Considerando-se PT (4), PSB (5), PDT (4) e PCdoB (1), os deputados à esquerda com laços familiares com outros políticos devem somar 14, na próxima legislatura. No PT, já se configura um caso clássico de oligarquia em formação: os irmãos Viana, do PT. Primeiro Jorge ocupou o governo do Estado, enquanto o irmão Tião fazia carreira no Senado. Agora, os dois trocaram de posição. No Amapá foi eleito para o Senado João Capiberibe, que é marido da deputada federal Janete Capiberibe (a eleição do senador ainda está sub judice).

"Entre os estreantes há muitos filhos de políticos tradicionais", escreveu Queiroz no documento do Diap, dando razão à teoria de Oliveira sobre a importância da inserção dos novatos em uma rede para sua eleição. "De Alagoas virá o novato Renan Filho, filho do senador Renan Calheiros. Em Minas Gerais foi eleito o filho do deputado federal Virgílio Guimarães (PT), Gabriel Guimarães".

O enredo alagoano apresenta também outro personagem "com raízes": Rui Palmeira, cujo avô já fazia política no fim do Estado Novo, pela antiga UDN, e o pai Guilherme Palmeira governou o Estado e o tio, Vladimir Palmeira, foi um dos mais importantes líderes das rebeliões estudantis do final dos anos 1960. Guilherme foi da Arena e do PFL; Vladimir é do PT e Rui foi eleito agora pelo PSDB.

Curiosa é a situação da Bahia. O carlismo foi decretado morto nas eleições de 2006, com a vitória do petista Jaques Wagner ao governo do Estado. Nas últimas eleições Wagner voltou a impor uma derrota humilhante ao carlismo - os herdeiros políticos de Antônio Carlos Magalhães, ex-senador, ex-ministro, ex-governador, um dos principais oligarcas do país. Mas a relação dos deputados baianos eleitos mostra que o carlismo definitivamente sobrevive: há três deputados com o sobrenome Magalhães, entre eles ACM Neto com a maior votação proporcional do Estado (cerca de 325 mil votos).

A bancada ruralista também está com a família reforçada. Irajá Abreu (DEM-TO) fará companhia à mãe, a senadora Kátia Abreu, também do Democratas e presidente da Confederação Nacional da Agricultura do Brasil (CNA). O Diap registra que o levantamento não faz "juízo de valor". Apenas procura mostrar que "é inquestionável que o sobrenome ajuda na eleição, o que, por outro lado, não garante desempenho eficaz no exercício do mandato".

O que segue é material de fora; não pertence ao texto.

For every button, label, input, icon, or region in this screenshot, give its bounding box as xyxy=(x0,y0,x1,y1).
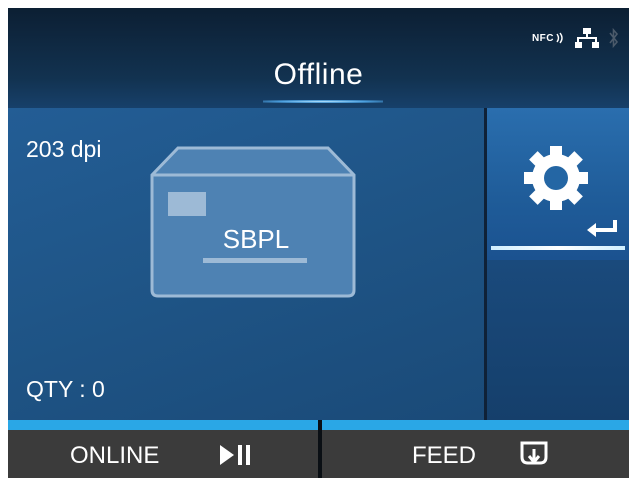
feed-softkey[interactable]: FEED xyxy=(322,420,629,478)
right-panel xyxy=(487,260,629,420)
network-icon xyxy=(575,28,599,48)
status-icons: NFC xyxy=(532,28,619,48)
online-label: ONLINE xyxy=(70,442,160,469)
softkey-bar: ONLINE FEED xyxy=(8,420,629,478)
softkey-accent xyxy=(8,420,318,430)
title-underline xyxy=(263,100,383,103)
resolution-label: 203 dpi xyxy=(26,136,102,162)
play-pause-icon xyxy=(220,445,250,465)
bluetooth-icon xyxy=(609,28,619,48)
nfc-icon: NFC xyxy=(532,32,565,44)
enter-arrow-icon xyxy=(587,220,617,237)
printer-window xyxy=(168,192,206,216)
nfc-label: NFC xyxy=(531,32,554,44)
printer-icon: SBPL xyxy=(150,146,356,298)
feed-label: FEED xyxy=(412,442,477,469)
language-label: SBPL xyxy=(223,224,290,254)
printer-slot xyxy=(203,258,307,263)
softkey-accent xyxy=(322,420,629,430)
status-header: NFC Offline xyxy=(8,8,629,108)
printer-display: NFC Offline 203 dpi SBPL QTY: 0 ONLINE … xyxy=(8,8,629,478)
settings-button[interactable] xyxy=(487,108,629,260)
online-softkey[interactable]: ONLINE xyxy=(8,420,318,478)
main-panel: 203 dpi SBPL QTY : 0 xyxy=(8,108,484,420)
page-title: Offline xyxy=(273,58,364,91)
quantity-label: QTY : 0 xyxy=(26,376,105,402)
settings-underline xyxy=(491,246,625,250)
feed-icon xyxy=(520,441,548,465)
nfc-waves-icon xyxy=(556,32,563,44)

O professor Oliveira lamenta que não exista um estudo em cada Estado sobre os termos de reprodução de famílias em linhagens políticas. Para cada familiar no Senado e na Câmara, existiria um outro número grande nas Assembleias Legislativas e Câmaras de Vereadores. Só no Paraná há três casos em que o pai é deputado federal e o filho deputado estadual. Reinhold Stephanes Jr. é filho do ex-ministro da Agricultura Reinhold Stephanes (PMDB): Cesar Silvestri Filho é deputado estadual e o pai, Cezar Silvestri (PPS), federal. Pedro, filho do deputado federal Abelardo Lupion (DEM), um dos líderes ruralistas, também está na Assembleia Legislativa.

Para Oliveira, a solução é aquela pregada por todos: a reforma política. "Na atual fórmula você elege os Tiriricas, que não deixam de ser voto de protesto, e os profissionais que fazem campanhas caras, têm estruturas de poder dando suporte e redes de clientelismo".